One detail that many people don’t think about is that the color of their homes can affect how much radiant energy is absorbed. You might have learned in science classes at school that wearing black clothing on a hot day makes you hotter because it absorbs more radiant energy. Likewise, wearing white or another lighter color is cooler because it reflects radiant energy.
Believe it or not, the same is true for paint color. Just as light or dark clothing reflects or absorbs more heat, the color of paint on your roof and your exterior walls will determine how much radiant energy is absorbed or reflected.
How Much Heat Is Getting Into Your Home?
The problem is that if you have a dark-colored roof, somewhere between 70 and 90 percent of the radiant energy is being absorbed. This will then be transferred to the roof space and unless you have good insulation, it will come through the ceiling and into your home as heat energy. Thus, your cooling systems will have to work a lot harder to maintain a stable temperature. Similarly, darker paint on the exterior walls of your home will absorb more radiant energy and transfer this as heat to indoor areas.
Tips on Increasing Energy Efficiency in Your Home
As our homes heat up, our cooling systems have to work a lot harder to maintain stable indoor temperatures. Consequently, this will lead to higher electricity prices and more pressure on the energy grid. This all adds up and draws more energy and increases carbon emissions in areas that rely on coal-fired power.

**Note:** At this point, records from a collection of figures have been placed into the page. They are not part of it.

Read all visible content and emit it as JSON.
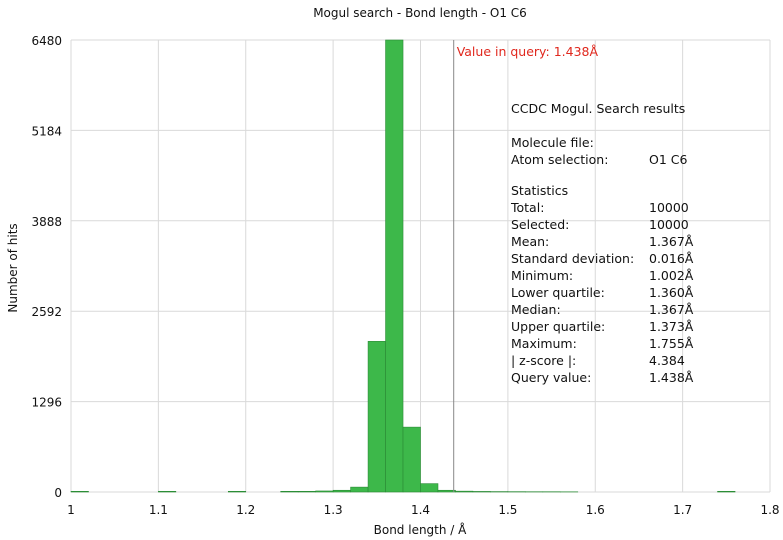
{
  "chart_data": {
    "type": "bar",
    "title": "Mogul search - Bond length - O1 C6",
    "xlabel": "Bond length / Å",
    "ylabel": "Number of hits",
    "xlim": [
      1.0,
      1.8
    ],
    "ylim": [
      0,
      6480
    ],
    "x_ticks": [
      "1",
      "1.1",
      "1.2",
      "1.3",
      "1.4",
      "1.5",
      "1.6",
      "1.7",
      "1.8"
    ],
    "y_ticks": [
      "0",
      "1296",
      "2592",
      "3888",
      "5184",
      "6480"
    ],
    "bin_width": 0.02,
    "bars": [
      {
        "x": 1.0,
        "value": 10
      },
      {
        "x": 1.1,
        "value": 10
      },
      {
        "x": 1.18,
        "value": 10
      },
      {
        "x": 1.24,
        "value": 10
      },
      {
        "x": 1.26,
        "value": 10
      },
      {
        "x": 1.28,
        "value": 15
      },
      {
        "x": 1.3,
        "value": 25
      },
      {
        "x": 1.32,
        "value": 70
      },
      {
        "x": 1.34,
        "value": 2160
      },
      {
        "x": 1.36,
        "value": 6480
      },
      {
        "x": 1.38,
        "value": 930
      },
      {
        "x": 1.4,
        "value": 120
      },
      {
        "x": 1.42,
        "value": 25
      },
      {
        "x": 1.44,
        "value": 12
      },
      {
        "x": 1.46,
        "value": 8
      },
      {
        "x": 1.48,
        "value": 6
      },
      {
        "x": 1.5,
        "value": 5
      },
      {
        "x": 1.52,
        "value": 4
      },
      {
        "x": 1.54,
        "value": 4
      },
      {
        "x": 1.56,
        "value": 3
      },
      {
        "x": 1.74,
        "value": 10
      }
    ],
    "query_value": 1.438,
    "query_label": "Value in query: 1.438Å",
    "colors": {
      "bar_fill": "#3db84a",
      "bar_edge": "#2a8a35",
      "query_text": "#e0281e",
      "query_line": "#888888",
      "grid": "#d9d9d9"
    },
    "grid": true
  },
  "stats_panel": {
    "header": "CCDC Mogul.  Search results",
    "molecule_file_label": "Molecule file:",
    "atom_selection_label": "Atom selection:",
    "atom_selection_value": "O1 C6",
    "statistics_label": "Statistics",
    "rows": [
      {
        "label": "Total:",
        "value": "10000"
      },
      {
        "label": "Selected:",
        "value": "10000"
      },
      {
        "label": "Mean:",
        "value": "1.367Å"
      },
      {
        "label": "Standard deviation:",
        "value": "0.016Å"
      },
      {
        "label": "Minimum:",
        "value": "1.002Å"
      },
      {
        "label": "Lower quartile:",
        "value": "1.360Å"
      },
      {
        "label": "Median:",
        "value": "1.367Å"
      },
      {
        "label": "Upper quartile:",
        "value": "1.373Å"
      },
      {
        "label": "Maximum:",
        "value": "1.755Å"
      },
      {
        "label": "| z-score |:",
        "value": "4.384"
      },
      {
        "label": "Query value:",
        "value": "1.438Å"
      }
    ]
  }
}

Here are some things that you can do right now to increase your energy efficiency:
- Exterior Walls: Paint the exterior of your home white if you can. In fact, paint as much of the outside of your home as possible in white or lighter shades. This will serve to reflect more radiant energy and reduce the transfer of heat energy into the walls of your home.
- Roof: It’s not an option for everyone but white or light-colored roofing is always more energy efficient. We have to get away from the idea that the only good roof colors are terracotta, brown, or slate so that we can actually move to white and other light shades. It’s a relatively easy thing to change but we need to have the will to do it.
- Concrete Areas: Concrete absorbs heat and it can remain in the material for many hours after a hot summer day. If you can, it’s a good idea to prioritize more grass and greenery around your home. This not only provides shade but will also prevent too much heat buildup.
We are moving to a world where extreme heat and weather events will be the norm in many areas. This means that we will have to apply science and simple common sense to our building construction if we are to have a reasonable future for our children.